- Power type: Steam
- Designer: Robert Coey; Richard Maunsell;
- Builder: Inchicore Works
- Build date: 1913
- Total produced: 1
- Configuration:: ​
- • Whyte: 4-4-0
- Gauge: 5 ft 3 in (1,600 mm)
- Leading dia.: 3 ft 0 in (910 mm)
- Driver dia.: 6 ft 7 in (2,010 mm)
- Length: 32 ft 1+3⁄4 in (9,798 mm)
- Loco weight: 60.15 long tons (61.12 t)
- Water cap.: 3,345 imp gal (15,210 L; 4,017 US gal)
- Boiler pressure: 160 lbf/in^{2} (1.10 MPa); 175 lbf/in^{2} (1.21 MPa);
- Cylinders: 2
- Cylinder size: 20 in × 26 in (508 mm × 660 mm); 19 in × 26 in (483 mm × 660 mm);
- Tractive effort: 17,910 lbf (79.67 kN); 17,680 lbf (78.64 kN);
- Operators: GS&WR; GSR;
- Class: D1 (Inchicore)
- Number in class: 1
- Numbers: 341
- Locale: Ireland
- Withdrawn: 1928

= GS&WR Class 341 =

The Great Southern and Western Railway (GS&WR) Class 341 consisted of a single 4-4-0 express passenger locomotive named Sir William Goulding introduced in 1913 for the Dublin—Cork route. Despite being an apparently capable design it was withdrawn in 1928.

==Design==
Design was begun by Robert Coey who retired through ill health and completed by Richard Maunsell who was later to design the UK Southern Railway Schools 4-4-0. Equipped with a large diameter boiler and Schmidt superheater. It was unique for the GS&WR and its successor the GSR in having inside Walschaerts valve gear. This design was at the limit achievable by a 4-4-0 within the axle weight restriction limits and it was weighed regularly to ensure compliance.
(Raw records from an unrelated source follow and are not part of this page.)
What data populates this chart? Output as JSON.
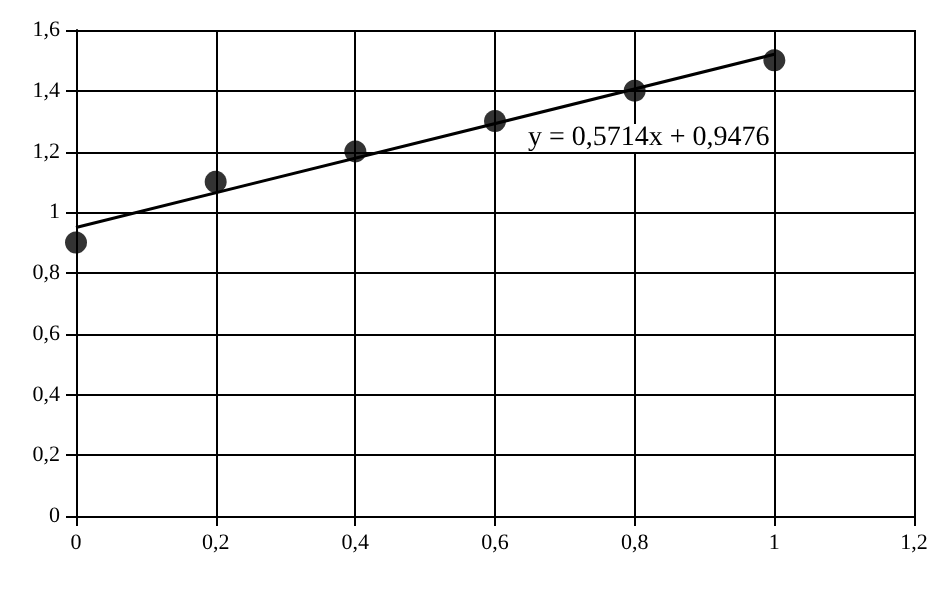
{
  "chart_data": {
    "type": "scatter",
    "series": [
      {
        "color": "#000000",
        "marker": "circle",
        "x": [
          0,
          0.2,
          0.4,
          0.6,
          0.8,
          1
        ],
        "values": [
          0.9,
          1.1,
          1.2,
          1.3,
          1.4,
          1.5
        ]
      },
      {
        "type": "line",
        "color": "#000000",
        "marker": "none",
        "line_style": "solid",
        "x": [
          0,
          1
        ],
        "values": [
          0.95,
          1.52
        ]
      }
    ],
    "xlim": [
      0,
      1.2
    ],
    "xticks": [
      0,
      {
        "value": 0.2,
        "label": "0,2"
      },
      {
        "value": 0.4,
        "label": "0,4"
      },
      {
        "value": 0.6,
        "label": "0,6"
      },
      {
        "value": 0.8,
        "label": "0,8"
      },
      1,
      {
        "value": 1.2,
        "label": "1,2"
      }
    ],
    "ylim": [
      0,
      1.6
    ],
    "yticks": [
      0,
      {
        "value": 0.2,
        "label": "0,2"
      },
      {
        "value": 0.4,
        "label": "0,4"
      },
      {
        "value": 0.6,
        "label": "0,6"
      },
      {
        "value": 0.8,
        "label": "0,8"
      },
      1,
      {
        "value": 1.2,
        "label": "1,2"
      },
      {
        "value": 1.4,
        "label": "1,4"
      },
      {
        "value": 1.6,
        "label": "1,6"
      }
    ],
    "grid": true,
    "annotations": [
      "y = 0,5714x + 0,9476"
    ]
  }
}
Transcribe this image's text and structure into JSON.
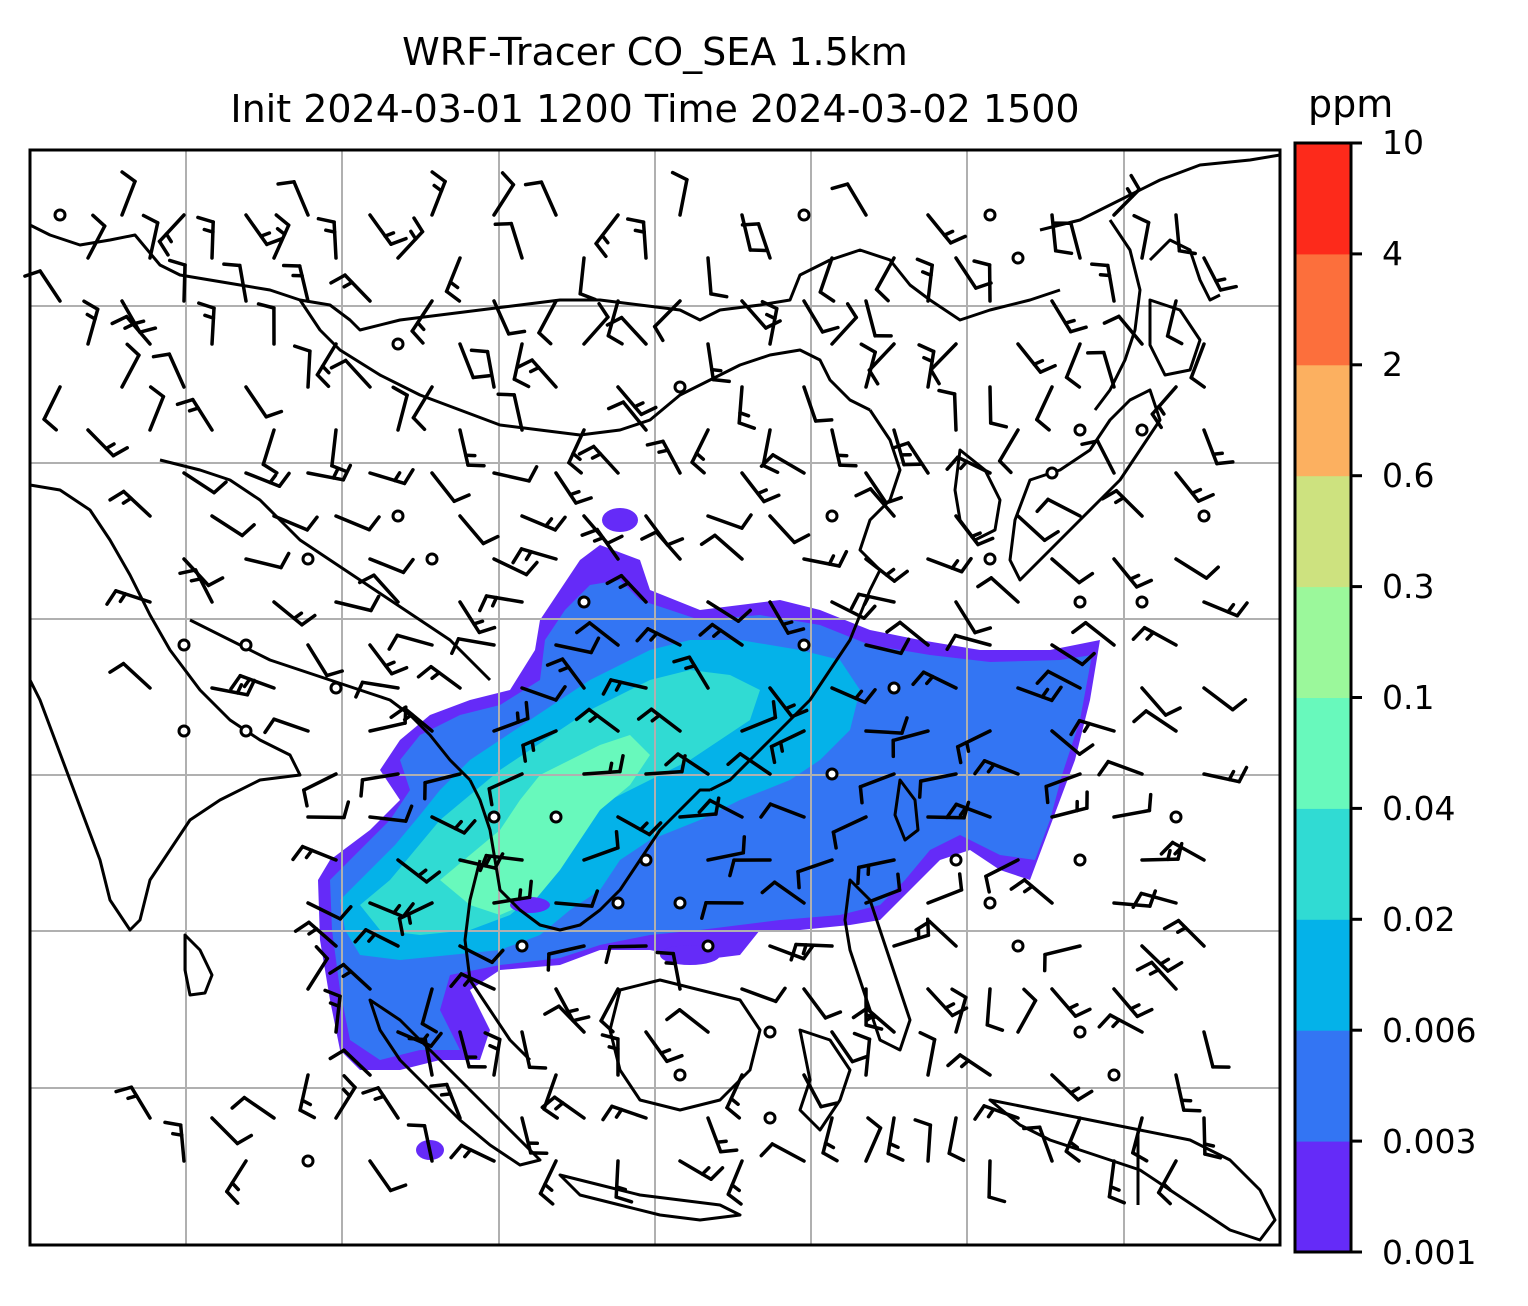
{
  "title": {
    "line1": "WRF-Tracer CO_SEA 1.5km",
    "line2": "Init 2024-03-01 1200 Time 2024-03-02 1500"
  },
  "colorbar": {
    "unit": "ppm",
    "levels": [
      "0.001",
      "0.003",
      "0.006",
      "0.02",
      "0.04",
      "0.1",
      "0.3",
      "0.6",
      "2",
      "4",
      "10"
    ],
    "colors": [
      "#652bf8",
      "#3375f3",
      "#04b2e9",
      "#30dbd3",
      "#68f9bc",
      "#9bf89b",
      "#cde27f",
      "#fcb060",
      "#fc6f3c",
      "#fd2a1b"
    ]
  },
  "map": {
    "gridlines": true,
    "coastlines": true,
    "wind_barbs": true,
    "plume_classes": [
      "0.001",
      "0.003",
      "0.006",
      "0.02",
      "0.04"
    ]
  }
}
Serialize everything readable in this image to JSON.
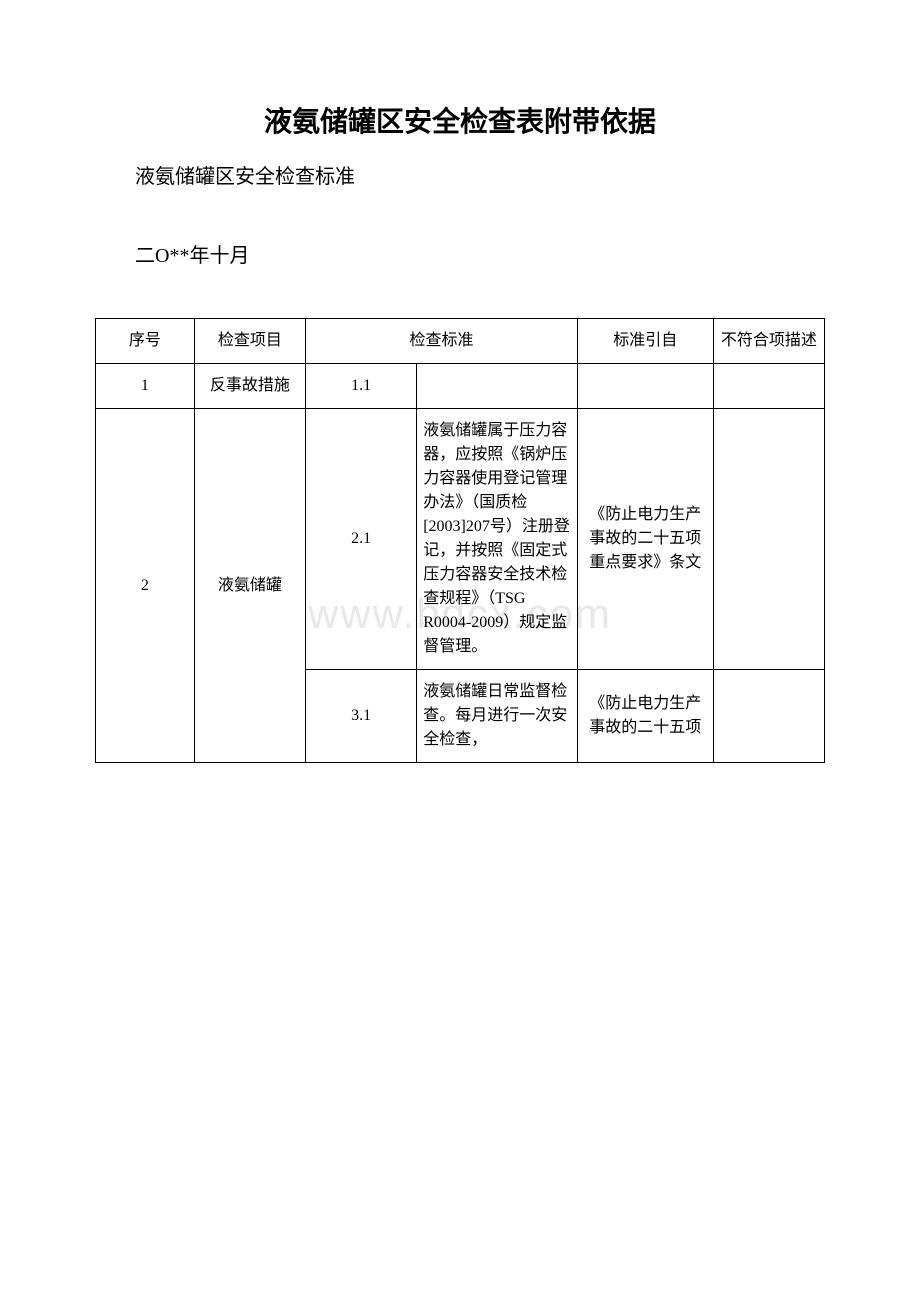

The only change to the initial design was a later reduction in cylinder diameter

==Service==
Due to weight restrictions it served on the Dublin—Cork route only where from 1916 it later shared services with the new EA Watson designed 400 Class 4-6-0 against which engine 341 seems to have compared favourably.

==Withdrawal==
The locomotive was withdrawn in 1928 after just 15 years, three 400 class express locomotives were also retired shortly afterwards as surplus to requirements.

==Model==
There is a detailed O Gauge model of engine 341 in the Fry model railway collection.